Prendre la mesure du fait musulman en France, c’est d’abord repousser deux options excessives : celle qui ferait des musulmans des infidèles à la République ; et son opposé, qui ferait des musulmans des infidèles… à l’islam.

La première idée est assenée par l’islamophobie depuis plus de quinze ans. Le journaliste Daniel Schneidermann, producteur de Arrêt sur images sur la 5 a parlé de “matraquage sémantique”, dans une émission intitulée “Les médias diabolisent-ils l’islam ?”, le dimanche 6 avril , après avoir diffusé un récapitulatif impressionnant d’extraits télévisés où l’islam était systématiquement couplé aux références répulsives du terrorisme, du fanatisme et de la délinquance. Cela venait après le magazine Envoyé spécial et le reportage de Jacques Merlino sur les “réseaux islamistes en Europe” qui, en dépit d’une dénégation de façade, avait procédé aux amalgames les plus notoires à l’encontre de la collectivité musulmane en France et en Europe.

Plaquer une rhétorique alarmiste et une suspicion latente sur des images d’hommes en prière ou de bénévoles distribuant une soupe gratuite pendant le mois de Ramadan, ce n’est pas fournir la preuve d’actions répréhensibles menaçant la société française. Mais c’est, à coup sûr, affliger l’image des musulmans d’un coefficient de répugnance selon un procédé qui ressemble fort au conditionnement néo-pavlovien dénoncé par Aldous Huxley dans Le Meilleur des mondes (1931). Faut-il s’étonner de voir ensuite un sondage commandé par la Commission nationale consultative des droits de l’homme, prétendre que 61% des Français trouvent “qu’il y a trop d’Arabes” et 58% “trop de musulmans”  ?! (rapport du 20 mars 97 remis au Premier ministre Alain Juppé).

La fidélité des musulmans, elle est dans ce pacte républicain renouvelé spontanément et que vérifient toutes les enquêtes sociologiques (Tribalat, Étienne, Cesari…). Elle est dans ce “plébiscite de tous les jours” (Renan) dont chacun de nos concitoyens peut s’assurer que les musulmans y participent intimement depuis des générations. On devrait, en effet, se rappeler plus souvent qu’avant de construire des mosquées, les musulmans ont érigé des stèles à leurs coreligionnaires morts pour la France et qu’avant “d’envahir” le sol de France, ils reposent en son… sous-sol !

La deuxième idée constitue l’horizon de pensée, plus ou moins implicite, de trop nombreux responsables qui tablent sur une disparition de la référence musulmane comme conséquence de l’intégration.

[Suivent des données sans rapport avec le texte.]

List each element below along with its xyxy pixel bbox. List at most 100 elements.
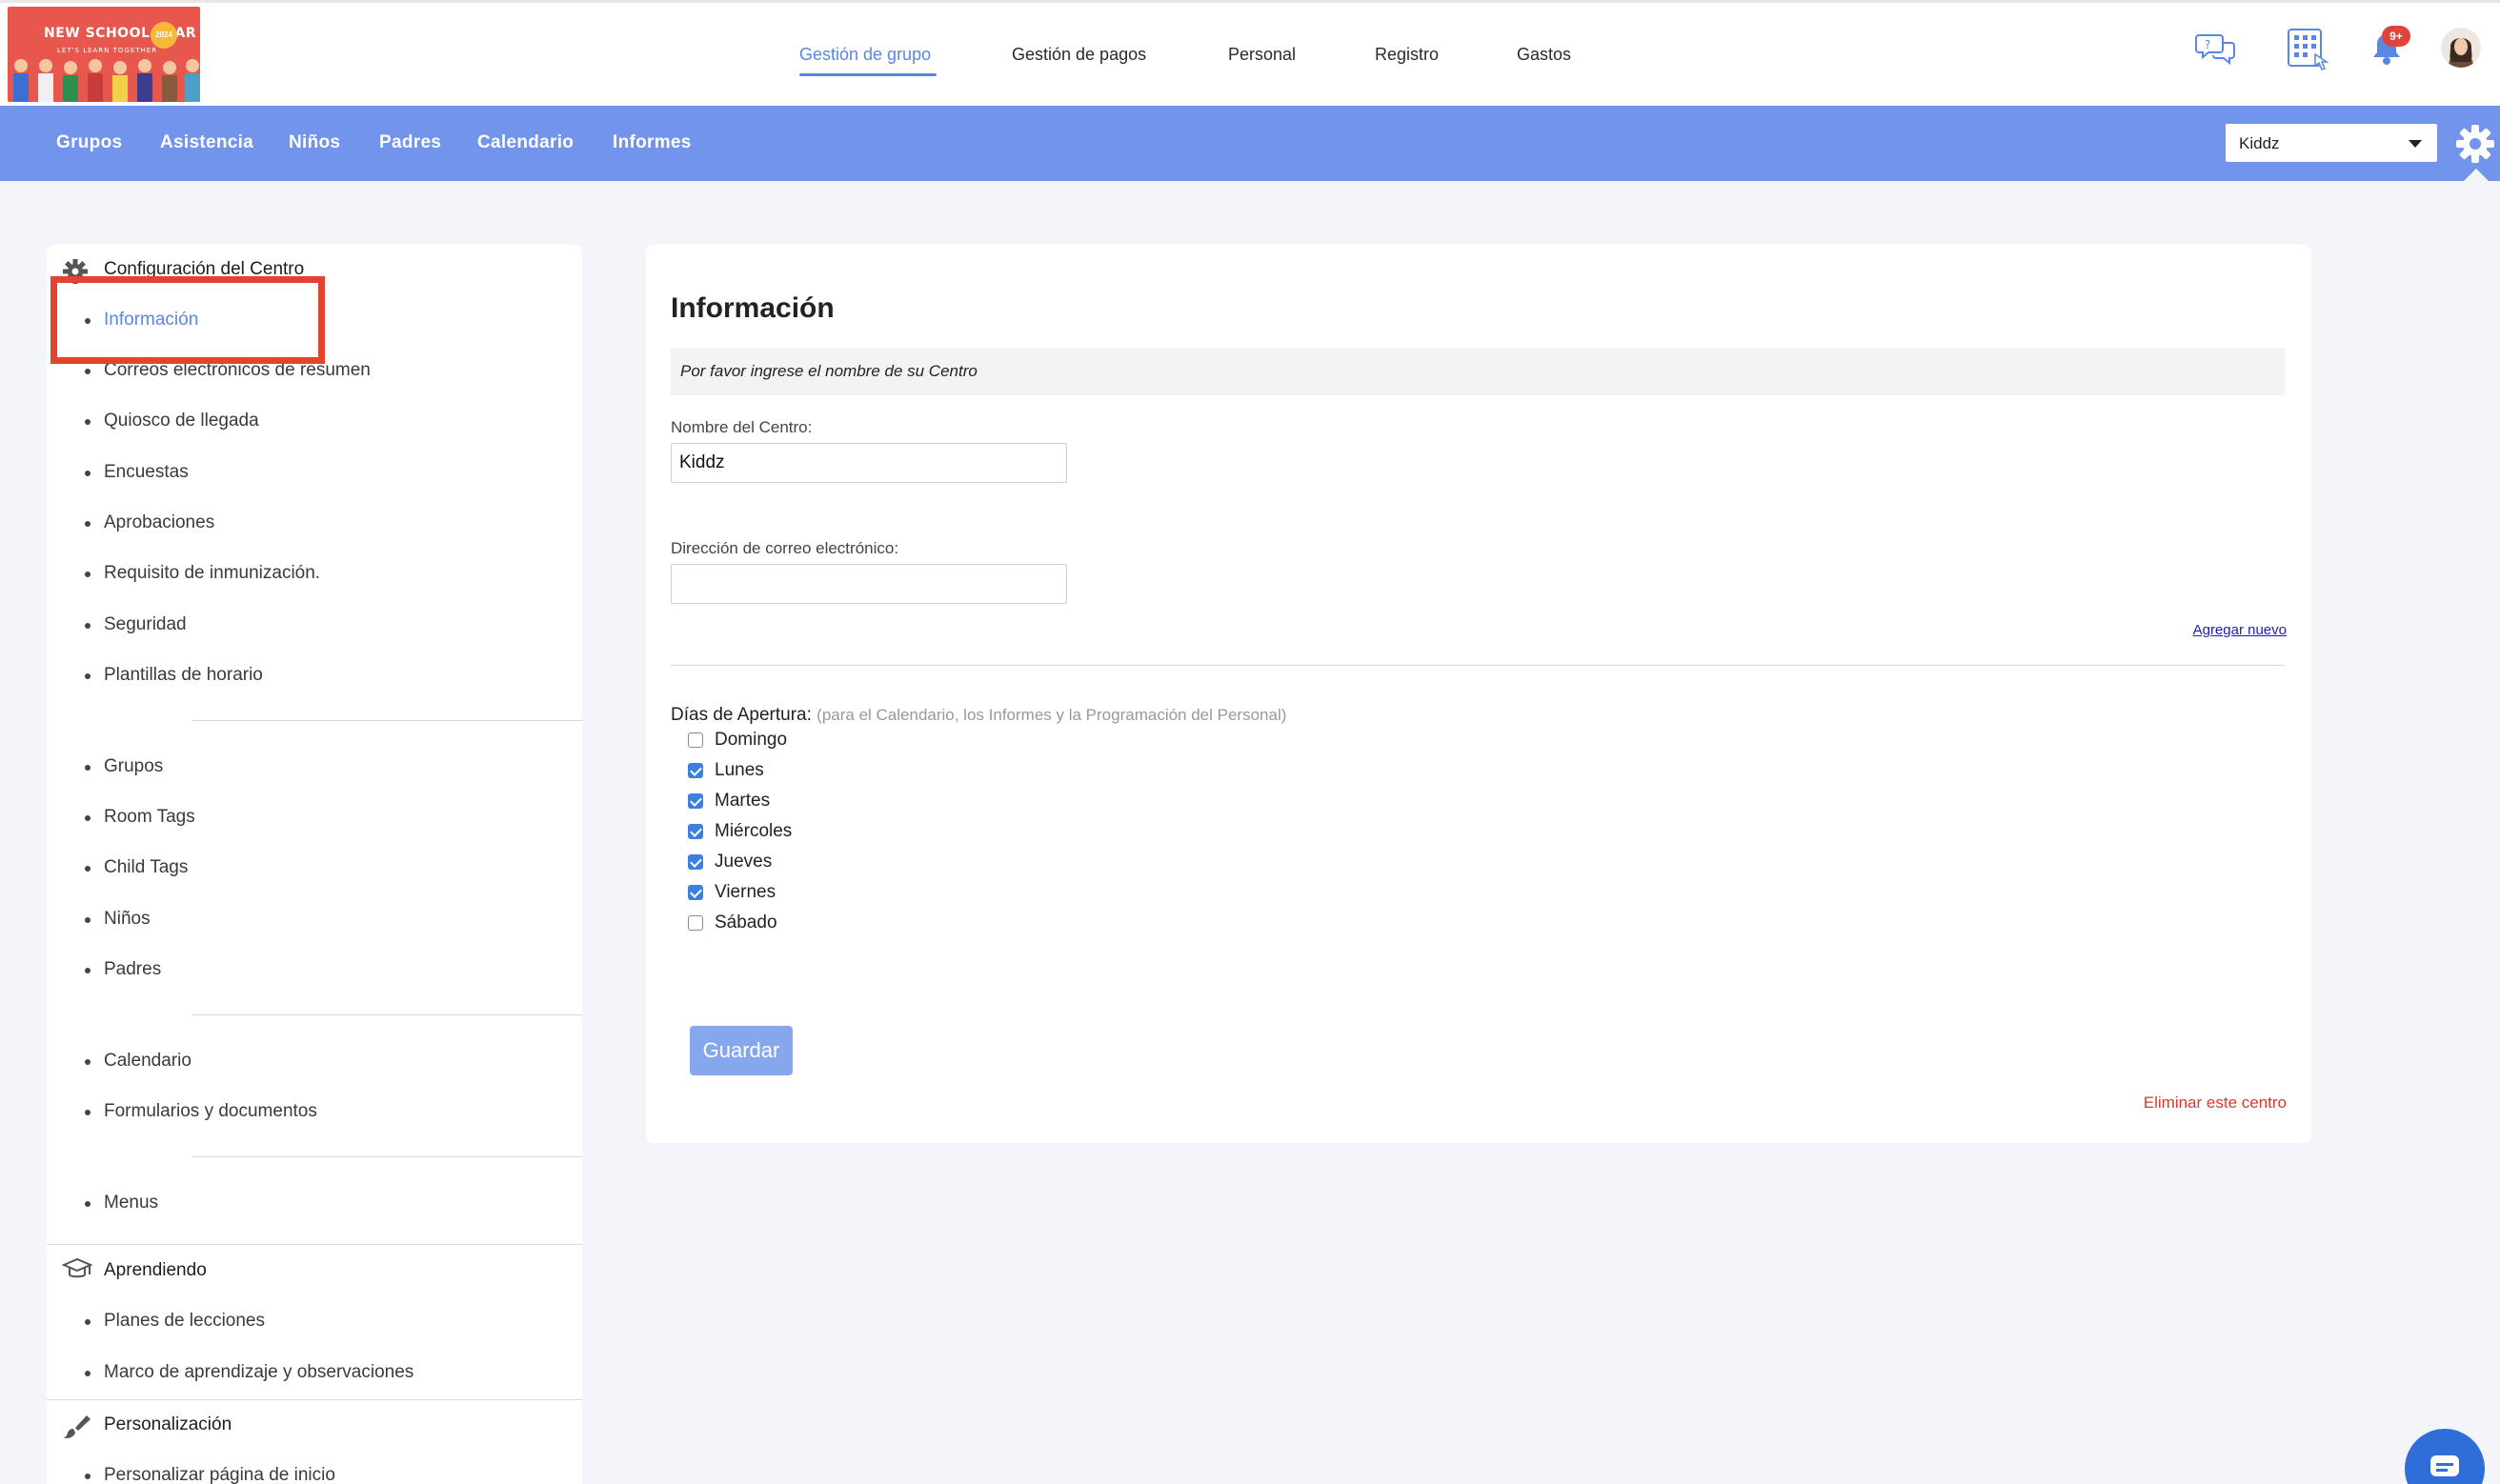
subnav-informes[interactable]: Informes bbox=[613, 132, 692, 153]
topnav-registro[interactable]: Registro bbox=[1375, 45, 1439, 65]
divider bbox=[192, 720, 582, 721]
sidebar-item-ninos[interactable]: Niños bbox=[104, 909, 151, 930]
sidebar-item-encuestas[interactable]: Encuestas bbox=[104, 462, 189, 483]
bullet bbox=[85, 572, 91, 577]
sidebar-item-room-tags[interactable]: Room Tags bbox=[104, 807, 195, 828]
day-checkbox[interactable] bbox=[688, 793, 703, 809]
bullet bbox=[85, 1371, 91, 1376]
opening-days-label: Días de Apertura: (para el Calendario, l… bbox=[671, 705, 1286, 726]
bullet bbox=[85, 866, 91, 872]
save-button[interactable]: Guardar bbox=[690, 1026, 793, 1075]
sidebar-item-grupos[interactable]: Grupos bbox=[104, 756, 163, 777]
day-checkbox[interactable] bbox=[688, 824, 703, 839]
notification-badge: 9+ bbox=[2382, 26, 2410, 47]
day-checkbox[interactable] bbox=[688, 732, 703, 748]
logo-badge: 2024 bbox=[151, 22, 177, 49]
chat-help-icon[interactable]: ? bbox=[2195, 31, 2237, 66]
sidebar-item-seguridad[interactable]: Seguridad bbox=[104, 614, 187, 635]
topnav-gestion-pagos[interactable]: Gestión de pagos bbox=[1012, 45, 1146, 65]
email-input[interactable] bbox=[671, 564, 1067, 604]
sidebar-item-aprobaciones[interactable]: Aprobaciones bbox=[104, 512, 214, 533]
delete-center-link[interactable]: Eliminar este centro bbox=[2144, 1093, 2287, 1113]
sidebar-item-inmunizacion[interactable]: Requisito de inmunización. bbox=[104, 563, 320, 584]
subnav-calendario[interactable]: Calendario bbox=[477, 132, 574, 153]
sidebar-item-calendario[interactable]: Calendario bbox=[104, 1051, 192, 1072]
school-logo[interactable]: NEW SCHOOL YEAR LET'S LEARN TOGETHER 202… bbox=[8, 7, 200, 102]
notice-banner: Por favor ingrese el nombre de su Centro bbox=[671, 348, 2285, 395]
center-select[interactable]: Kiddz bbox=[2226, 124, 2437, 162]
subnav-asistencia[interactable]: Asistencia bbox=[160, 132, 253, 153]
kids-illustration bbox=[13, 59, 200, 102]
sidebar-item-plantillas-horario[interactable]: Plantillas de horario bbox=[104, 665, 263, 686]
settings-pointer-notch bbox=[2464, 169, 2489, 181]
day-label: Sábado bbox=[715, 912, 777, 933]
user-avatar[interactable] bbox=[2441, 28, 2481, 68]
opening-days-hint: (para el Calendario, los Informes y la P… bbox=[817, 706, 1287, 724]
bullet bbox=[85, 815, 91, 821]
page-title: Información bbox=[671, 292, 835, 324]
divider bbox=[47, 1399, 582, 1400]
topnav-gestion-grupo[interactable]: Gestión de grupo bbox=[799, 45, 931, 65]
bullet bbox=[85, 419, 91, 425]
day-label: Lunes bbox=[715, 760, 764, 780]
annotation-highlight-box bbox=[50, 276, 325, 364]
section-aprendiendo: Aprendiendo bbox=[104, 1260, 207, 1280]
email-label: Dirección de correo electrónico: bbox=[671, 539, 899, 557]
user-avatar-image bbox=[2449, 38, 2473, 68]
bullet bbox=[85, 917, 91, 923]
topnav-gastos[interactable]: Gastos bbox=[1517, 45, 1571, 65]
day-checkbox[interactable] bbox=[688, 885, 703, 900]
support-chat-button[interactable] bbox=[2405, 1429, 2485, 1484]
sidebar-item-padres[interactable]: Padres bbox=[104, 959, 161, 980]
bullet bbox=[85, 471, 91, 476]
bullet bbox=[85, 1110, 91, 1115]
settings-sidebar: Configuración del Centro Información Cor… bbox=[47, 245, 582, 1484]
chat-icon bbox=[2430, 1455, 2459, 1476]
center-name-input[interactable] bbox=[671, 443, 1067, 483]
paint-brush-icon bbox=[63, 1415, 91, 1438]
bullet bbox=[85, 521, 91, 527]
kiosk-keypad-icon[interactable] bbox=[2287, 28, 2329, 73]
bullet bbox=[85, 968, 91, 973]
day-checkbox[interactable] bbox=[688, 763, 703, 778]
opening-days-title: Días de Apertura: bbox=[671, 705, 812, 725]
sidebar-item-quiosco-llegada[interactable]: Quiosco de llegada bbox=[104, 411, 259, 431]
sidebar-item-marco-aprendizaje[interactable]: Marco de aprendizaje y observaciones bbox=[104, 1362, 413, 1383]
bullet bbox=[85, 369, 91, 374]
svg-text:?: ? bbox=[2205, 38, 2210, 51]
day-label: Martes bbox=[715, 791, 771, 811]
sidebar-item-formularios-documentos[interactable]: Formularios y documentos bbox=[104, 1101, 317, 1122]
info-card: Información Por favor ingrese el nombre … bbox=[646, 245, 2311, 1143]
bullet bbox=[85, 1319, 91, 1325]
center-select-value: Kiddz bbox=[2239, 134, 2280, 152]
day-label: Domingo bbox=[715, 730, 788, 750]
divider bbox=[671, 665, 2285, 666]
notice-text: Por favor ingrese el nombre de su Centro bbox=[680, 362, 978, 380]
settings-gear-icon[interactable] bbox=[2454, 123, 2496, 165]
day-label: Miércoles bbox=[715, 821, 793, 841]
bullet bbox=[85, 1059, 91, 1065]
sidebar-item-child-tags[interactable]: Child Tags bbox=[104, 857, 188, 878]
subnav-padres[interactable]: Padres bbox=[379, 132, 441, 153]
logo-subtitle: LET'S LEARN TOGETHER bbox=[57, 47, 158, 54]
sidebar-item-personalizar-inicio[interactable]: Personalizar página de inicio bbox=[104, 1465, 335, 1484]
subnav-ninos[interactable]: Niños bbox=[289, 132, 340, 153]
sidebar-item-planes-lecciones[interactable]: Planes de lecciones bbox=[104, 1311, 265, 1332]
center-name-label: Nombre del Centro: bbox=[671, 418, 813, 436]
day-checkbox[interactable] bbox=[688, 854, 703, 870]
bullet bbox=[85, 673, 91, 679]
sidebar-item-menus[interactable]: Menus bbox=[104, 1193, 158, 1213]
active-tab-underline bbox=[799, 73, 937, 76]
day-label: Jueves bbox=[715, 852, 773, 872]
day-label: Viernes bbox=[715, 882, 776, 902]
caret-down-icon bbox=[2409, 140, 2422, 148]
divider bbox=[47, 1244, 582, 1245]
add-new-email-link[interactable]: Agregar nuevo bbox=[2193, 622, 2287, 638]
topnav-personal[interactable]: Personal bbox=[1228, 45, 1296, 65]
graduation-cap-icon bbox=[62, 1257, 92, 1278]
top-bar: NEW SCHOOL YEAR LET'S LEARN TOGETHER 202… bbox=[0, 0, 2500, 106]
day-checkbox[interactable] bbox=[688, 915, 703, 931]
subnav-grupos[interactable]: Grupos bbox=[56, 132, 122, 153]
section-personalizacion: Personalización bbox=[104, 1414, 232, 1434]
divider bbox=[192, 1014, 582, 1015]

Disposition également partagée par toutes les familles de pensée politique. En 1987, Harlem Désir écrivait : “Bientôt l’étranger qui veut préserver son identité d’origine la voit confiner à l’espace du salon et de la cuisine, parfois celui de la mosquée. (…) Tout étranger qu’il est, en dix ans l’immigré est absorbé. Pour résister il lui faut une force d’âme particulière. Elle est rare.” (Sos Désirs, 1987, p. 30-31). Erreur d’analyse et sous-estimation de la “force d’âme” de l’islam. L’intégration n’est pas l’absorption de toutes les différences. A méditer par ceux qui, aujourd’hui, voudraient rabattre les “valeurs républicaines” sur les seules “valeurs chrétiennes”, ou ce qu’ils nomment ainsi par euphémisme et pour éviter de reconnaître leur hostilité à l’égard de l’islam.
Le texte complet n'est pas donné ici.